Amid, then, all the variety of gracious experience, there is, as in the human countenance, a pervading oneness and a harmony, which, like the key-note of an air in music, runs through and blends the whole. For there is a variety, a beautiful variety in the experience of God's family. Each tuneful bird has its own note, each fragrant flower its own smell, each season its own beauty; and each child of God his own experience. Their trials, temptations, afflictions, providences, mercies, miseries, are not made in the same exact mold, nor cut in the same precise pattern. Some sink more deeply, and others rise more highly; some are faint and feeble, and others lively and strong; some are slow, late, and long, others, quick, early, and short; some are cropped in their bloom, and others hang until their leaves get brown and dusky; some promise well at the outset and perform poorly, others promise but indifferently and ripen better; with some, clouds and rain last nearly all day until there is a glorious sunset, with others, cloudy bars are stretched across their evening rays, though their morning might have been bright and clear; some walk tenderly and humbly all their days, and others bring grief on themselves and others by their carelessness and carnality.

Yet amid all this variety there is oneness. The misery of sin, the vileness and deceitfulness of the heart, the guilt and bondage that allowed carnality produces, the mercy and patience of God and the super-aboundings of his grace, the suitability and preciousness of the Lord Jesus Christ, the emptiness of all created things, the assaults and fiery darts of Satan, the doubts and fears that spring up within when night comes on and the beasts of the forest prowl forth, the cries and sighs that go up unto the Lord when the battle is hot and victory hangs trembling in the balance, the sweetness of the promises as applied to the soul, the certainty and security of the elect, with the other blessed truths of the gospel, as appropriated and realized—in all these features of divine experience, there is a sweet oneness of spirit among all the family of God.

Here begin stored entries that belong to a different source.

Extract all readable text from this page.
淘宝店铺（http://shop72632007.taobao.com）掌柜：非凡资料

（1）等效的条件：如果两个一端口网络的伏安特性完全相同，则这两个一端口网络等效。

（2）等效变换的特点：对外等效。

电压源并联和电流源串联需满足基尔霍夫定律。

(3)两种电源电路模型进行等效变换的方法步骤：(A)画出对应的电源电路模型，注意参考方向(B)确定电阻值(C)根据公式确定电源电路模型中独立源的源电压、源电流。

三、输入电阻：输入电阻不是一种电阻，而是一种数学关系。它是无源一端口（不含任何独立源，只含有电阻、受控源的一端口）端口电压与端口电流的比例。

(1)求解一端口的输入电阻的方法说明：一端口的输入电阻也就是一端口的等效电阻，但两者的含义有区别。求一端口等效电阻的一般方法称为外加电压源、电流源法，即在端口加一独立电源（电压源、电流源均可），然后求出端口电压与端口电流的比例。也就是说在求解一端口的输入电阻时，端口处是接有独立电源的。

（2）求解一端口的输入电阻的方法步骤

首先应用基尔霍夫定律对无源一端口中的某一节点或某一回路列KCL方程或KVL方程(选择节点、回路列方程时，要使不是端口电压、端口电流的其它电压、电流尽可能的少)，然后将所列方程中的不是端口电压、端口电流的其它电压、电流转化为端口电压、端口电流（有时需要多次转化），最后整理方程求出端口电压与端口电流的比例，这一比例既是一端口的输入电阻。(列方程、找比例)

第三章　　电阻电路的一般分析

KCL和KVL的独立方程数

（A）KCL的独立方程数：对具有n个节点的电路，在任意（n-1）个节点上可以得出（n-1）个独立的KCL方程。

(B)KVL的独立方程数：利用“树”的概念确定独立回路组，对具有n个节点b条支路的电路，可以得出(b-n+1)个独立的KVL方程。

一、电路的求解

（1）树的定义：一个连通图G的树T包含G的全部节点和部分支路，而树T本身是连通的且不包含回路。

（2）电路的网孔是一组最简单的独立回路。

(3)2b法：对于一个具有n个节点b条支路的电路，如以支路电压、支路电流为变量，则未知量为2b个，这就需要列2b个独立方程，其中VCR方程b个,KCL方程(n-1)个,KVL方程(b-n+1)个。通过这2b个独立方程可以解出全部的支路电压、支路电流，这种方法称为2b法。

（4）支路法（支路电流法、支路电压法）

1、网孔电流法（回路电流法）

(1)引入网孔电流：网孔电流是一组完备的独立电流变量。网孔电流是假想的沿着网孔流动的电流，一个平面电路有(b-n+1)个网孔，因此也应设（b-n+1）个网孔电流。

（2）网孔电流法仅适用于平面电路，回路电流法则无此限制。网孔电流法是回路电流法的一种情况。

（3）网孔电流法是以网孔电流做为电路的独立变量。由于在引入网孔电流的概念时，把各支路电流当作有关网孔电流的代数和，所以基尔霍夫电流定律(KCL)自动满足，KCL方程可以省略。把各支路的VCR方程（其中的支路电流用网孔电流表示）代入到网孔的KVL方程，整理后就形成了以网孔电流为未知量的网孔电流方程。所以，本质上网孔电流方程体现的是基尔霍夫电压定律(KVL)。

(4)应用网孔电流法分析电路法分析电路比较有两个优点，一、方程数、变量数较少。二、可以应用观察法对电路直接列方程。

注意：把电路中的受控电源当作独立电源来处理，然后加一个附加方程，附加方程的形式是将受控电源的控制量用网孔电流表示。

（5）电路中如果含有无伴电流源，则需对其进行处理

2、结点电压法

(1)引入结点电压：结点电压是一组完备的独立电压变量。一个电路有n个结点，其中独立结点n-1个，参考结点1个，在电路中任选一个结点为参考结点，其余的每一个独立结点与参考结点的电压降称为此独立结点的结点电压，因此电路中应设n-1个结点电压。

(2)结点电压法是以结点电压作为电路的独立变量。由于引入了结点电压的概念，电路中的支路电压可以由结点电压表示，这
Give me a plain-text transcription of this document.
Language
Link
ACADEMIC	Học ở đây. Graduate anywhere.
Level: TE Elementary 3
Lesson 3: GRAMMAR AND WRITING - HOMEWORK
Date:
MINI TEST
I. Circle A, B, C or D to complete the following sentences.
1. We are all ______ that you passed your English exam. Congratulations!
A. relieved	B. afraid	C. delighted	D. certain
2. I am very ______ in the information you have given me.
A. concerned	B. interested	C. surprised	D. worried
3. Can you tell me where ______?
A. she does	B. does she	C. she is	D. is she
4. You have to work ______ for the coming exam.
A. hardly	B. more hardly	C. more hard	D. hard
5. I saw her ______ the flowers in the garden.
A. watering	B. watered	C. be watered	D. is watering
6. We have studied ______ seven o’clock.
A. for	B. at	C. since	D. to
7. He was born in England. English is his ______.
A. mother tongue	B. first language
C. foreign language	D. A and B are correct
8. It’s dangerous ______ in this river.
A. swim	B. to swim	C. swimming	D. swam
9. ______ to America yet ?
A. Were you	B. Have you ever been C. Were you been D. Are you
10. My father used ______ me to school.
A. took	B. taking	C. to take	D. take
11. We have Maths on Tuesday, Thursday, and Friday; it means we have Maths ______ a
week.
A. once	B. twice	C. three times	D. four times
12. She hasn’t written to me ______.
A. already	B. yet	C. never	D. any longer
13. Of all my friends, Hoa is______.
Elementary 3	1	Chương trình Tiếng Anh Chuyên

To see, to feel, to realize this oneness is to experience spiritual union and communion with the members of the body of Christ. This is the "communion of saints"—an article of the apostles' creed, but to most, as dead and dry an article as the gilded sentence that stands at the east end of a church, or the whole of the thirty-nine articles to a young curate pouncing upon a living as a duck upon a worm.

But the "communion of saints" is as much a living article of a Christian's faith as "the forgiveness of sins, the resurrection of the body, and the life everlasting." This is the mystical tie that knits heart to heart. This Jonathan felt to David, Elisha to Elijah, Asaph to the generation of God's children, (Ps. 73:15), the saints to each other in those Pentecostal days when they were of "one heart and one soul," Paul to the Corinthian believers, (2 Cor. 12:15,) and the early Christians when the wondering heathens said, "See how these Christians love one another."

Here, then, is one of the main benefits and blessings of those accounts of real Christian experience which we are sometimes favored with. They much tend to the edifying of the body in love. They strengthen faith, encourage hope, and draw forth love, tenderness, and affection. The faithfulness of God is seen in living examples, his dealings seem brought near, and there is a sweet testimony that the Lord still reigns, that he has not forgotten the earth, and that a seed still serves him.